102. In an appeal filed by the State against the order of the High Court, this Court allowed the State's appeal, set aside the order of the High Court and upheld the charge sheet and the charges which were framed by the trial court and laid down the law which we have reproduced in para 88 above.
103. Coming back to the facts of this case, the High Court committed the same error which was committed by the High Court in S.B. Johari's case (supra) because in this case also the High Court went into the questions of fact, appreciated the materials produced in support of charge sheet, drawn inference on reading the statements of the accused, and applied the law, which according to the High Court, had application to the facts of the case and then came to a conclusion that no prima facie case had been made out against any of the accused for their prosecution under the Arms Act.

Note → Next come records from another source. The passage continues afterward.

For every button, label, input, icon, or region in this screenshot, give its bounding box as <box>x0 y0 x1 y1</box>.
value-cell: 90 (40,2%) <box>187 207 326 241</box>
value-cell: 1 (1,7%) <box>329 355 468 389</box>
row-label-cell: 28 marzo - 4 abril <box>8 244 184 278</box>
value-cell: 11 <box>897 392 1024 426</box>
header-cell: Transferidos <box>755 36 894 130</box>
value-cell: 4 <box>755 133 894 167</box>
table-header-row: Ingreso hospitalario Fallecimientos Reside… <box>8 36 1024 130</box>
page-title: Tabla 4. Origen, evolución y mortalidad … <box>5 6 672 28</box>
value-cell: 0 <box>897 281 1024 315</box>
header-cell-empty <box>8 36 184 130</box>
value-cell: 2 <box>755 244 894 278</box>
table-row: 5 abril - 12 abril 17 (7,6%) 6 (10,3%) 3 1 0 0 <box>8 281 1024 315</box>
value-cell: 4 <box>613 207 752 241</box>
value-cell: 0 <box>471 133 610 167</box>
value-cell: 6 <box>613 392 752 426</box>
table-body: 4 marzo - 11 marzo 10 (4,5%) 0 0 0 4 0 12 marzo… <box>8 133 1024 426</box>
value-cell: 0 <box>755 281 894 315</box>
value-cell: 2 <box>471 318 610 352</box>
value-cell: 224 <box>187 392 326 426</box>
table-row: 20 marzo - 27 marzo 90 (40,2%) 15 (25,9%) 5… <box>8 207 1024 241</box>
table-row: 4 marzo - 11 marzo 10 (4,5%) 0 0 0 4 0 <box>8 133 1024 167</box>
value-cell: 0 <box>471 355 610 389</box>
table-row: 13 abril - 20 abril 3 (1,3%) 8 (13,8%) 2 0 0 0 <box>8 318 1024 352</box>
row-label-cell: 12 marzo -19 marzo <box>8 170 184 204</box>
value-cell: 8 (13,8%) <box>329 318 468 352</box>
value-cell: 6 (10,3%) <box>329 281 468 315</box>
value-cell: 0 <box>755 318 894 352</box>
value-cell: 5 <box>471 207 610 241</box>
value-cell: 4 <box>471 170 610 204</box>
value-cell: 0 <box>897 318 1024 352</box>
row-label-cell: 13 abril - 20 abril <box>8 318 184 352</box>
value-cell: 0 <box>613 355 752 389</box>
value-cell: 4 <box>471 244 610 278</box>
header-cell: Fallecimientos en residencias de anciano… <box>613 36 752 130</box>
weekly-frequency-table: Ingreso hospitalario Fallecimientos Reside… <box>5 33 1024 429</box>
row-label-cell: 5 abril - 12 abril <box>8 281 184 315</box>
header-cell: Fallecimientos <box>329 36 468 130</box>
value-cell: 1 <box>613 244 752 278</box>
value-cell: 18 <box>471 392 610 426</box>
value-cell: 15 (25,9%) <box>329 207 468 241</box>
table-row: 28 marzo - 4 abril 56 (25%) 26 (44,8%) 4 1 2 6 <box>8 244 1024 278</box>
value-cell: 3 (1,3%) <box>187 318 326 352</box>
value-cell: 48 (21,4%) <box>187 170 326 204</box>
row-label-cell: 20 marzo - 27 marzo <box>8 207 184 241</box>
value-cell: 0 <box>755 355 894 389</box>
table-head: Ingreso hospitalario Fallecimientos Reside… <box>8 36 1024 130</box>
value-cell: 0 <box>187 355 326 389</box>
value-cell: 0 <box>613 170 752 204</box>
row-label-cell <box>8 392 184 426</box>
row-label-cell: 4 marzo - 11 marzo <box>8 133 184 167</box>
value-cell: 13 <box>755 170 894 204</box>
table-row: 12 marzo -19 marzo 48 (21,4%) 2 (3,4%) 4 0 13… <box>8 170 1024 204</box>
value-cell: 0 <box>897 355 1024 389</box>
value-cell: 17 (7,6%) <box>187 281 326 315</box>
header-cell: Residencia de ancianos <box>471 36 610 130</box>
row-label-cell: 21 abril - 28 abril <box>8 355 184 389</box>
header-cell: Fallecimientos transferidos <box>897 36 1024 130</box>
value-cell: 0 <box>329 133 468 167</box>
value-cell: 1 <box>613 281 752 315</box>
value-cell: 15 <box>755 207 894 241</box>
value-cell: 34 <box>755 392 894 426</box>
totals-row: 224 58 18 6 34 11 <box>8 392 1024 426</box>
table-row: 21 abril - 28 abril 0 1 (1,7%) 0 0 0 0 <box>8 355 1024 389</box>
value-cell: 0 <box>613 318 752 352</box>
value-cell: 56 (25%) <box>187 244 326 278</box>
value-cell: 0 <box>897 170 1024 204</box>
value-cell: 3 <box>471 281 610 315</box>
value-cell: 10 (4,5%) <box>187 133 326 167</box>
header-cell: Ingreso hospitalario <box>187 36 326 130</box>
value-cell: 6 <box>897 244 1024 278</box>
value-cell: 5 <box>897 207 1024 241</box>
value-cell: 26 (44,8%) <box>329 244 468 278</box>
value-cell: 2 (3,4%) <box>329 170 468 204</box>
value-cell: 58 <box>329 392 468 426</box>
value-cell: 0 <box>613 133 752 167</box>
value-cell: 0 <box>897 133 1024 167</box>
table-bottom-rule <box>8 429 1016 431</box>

This approach of the High Court, in our considered view while deciding petition Under Section 482 of the Code was wholly illegal and erroneous."
In the given facts, the Revisional Court held that the sanction under Section 197 Cr.P.C. is essential to prosecute the bailiff and eventually opined that there was no illegality, infirmity or impropriety in the impugned orders and thus dismissed the revision petitions.
25. In view of the above discussion, this Court does not find any merit in the present petitions. The impugned orders passed by the Courts below are well reasoned and do not call for any interference. The petitioner has failed to make out his case for quashing of the order passed by the Revisional Court.
26. Consequently, both the petitions are dismissed.